Ook Dagen in de geschiedenis van stilte (voor het eerst in het Nederlands verschenen in 2023) kenmerkt zich door die brokkelige manier van schrijven. Zinnen worden soms halverwege afgebroken, om in een volgende zin of even verderop alsnog voltooid te worden.

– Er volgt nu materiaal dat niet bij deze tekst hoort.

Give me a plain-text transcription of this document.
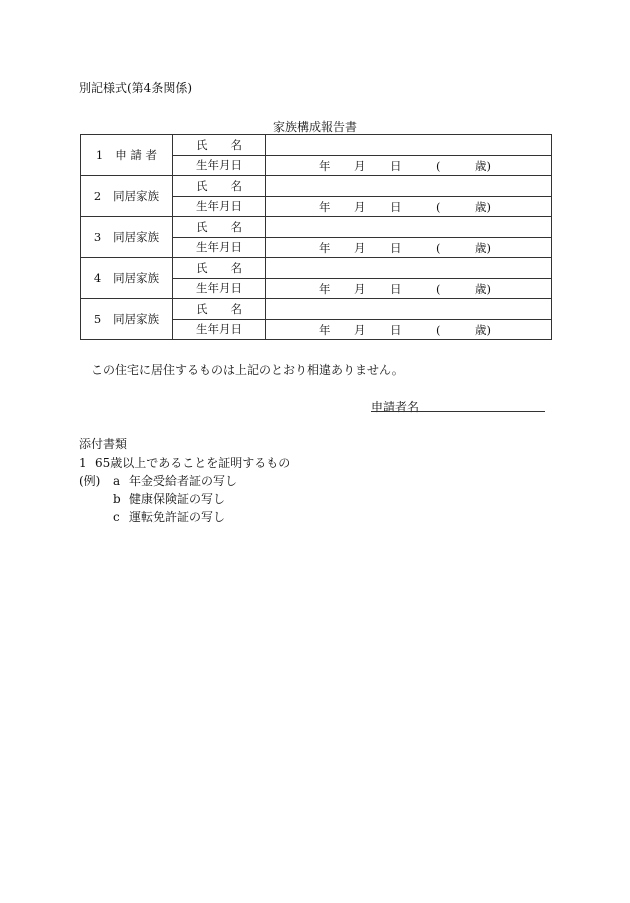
別記様式(第4条関係)
家族構成報告書
1 申 請 者	氏　　名	
	生年月日	年 月 日 ( 歳)

2 同居家族	氏　　名	
	生年月日	年 月 日 ( 歳)

3 同居家族	氏　　名	
	生年月日	年 月 日 ( 歳)

4 同居家族	氏　　名	
	生年月日	年 月 日 ( 歳)

5 同居家族	氏　　名	
	生年月日	年 月 日 ( 歳)
この住宅に居住するものは上記のとおり相違ありません。
申請者名
添付書類
1 65歳以上であることを証明するもの
(例) a 年金受給者証の写し
b 健康保険証の写し
c 運転免許証の写し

Hier is de verteller een vrouw die terugkijkt op haar leven, vol herinneringen en mijmeringen. Ze is onzeker, twijfelt of ze de dingen wel goed heeft gedaan, de opvoeding van haar drie dochters, het zoontje van een half jaar oud dat ze als tienermeisje ter adoptie heeft afgestaan. Veel herinneringen gaan over haar man Simon, die haar zijn verleden heeft verteld als klein Joods jongetje dat in de oorlog noodgedwongen was samen met zijn ouders en andere familie onder te duiken. Het is een geschiedenis die zij met zich meedraagt alsof het haar zelf betreft, maar nooit aan haar dochters heeft medegedeeld. Het is samen met het verzwijgen van haar afgestane zoontje een verzwegen geschiedenis, de geschiedenis van stilte. Haar man Simon is na een carrière als arts inmiddels ook tot stilte vervallen. Hij zegt niets meer, staart alleen afwezig voor zich uit, en is daarmee voor Eva, zoals haar naam ineens halverwege het boek valt, onbereikbaar. Er is een verzorgingshuis waar ze hem af en toe naartoe rijdt, maar ze twijfelt of ze hem daar definitief voor in zal schrijven. Verder is er de werkster, de Letse Marija, met ze het erg goed kunnen vinden, maar die ze ontslaan nadat deze een gevoelige snaar bij hen heeft geraakt. Dit tot groot ongenoegen van de drie inmiddels uit huis wonende dochters, die niet kunnen begrijpen waarom ze dat gedaan hebben. Ze hebben geen weet van de geschiedenis van hun vader.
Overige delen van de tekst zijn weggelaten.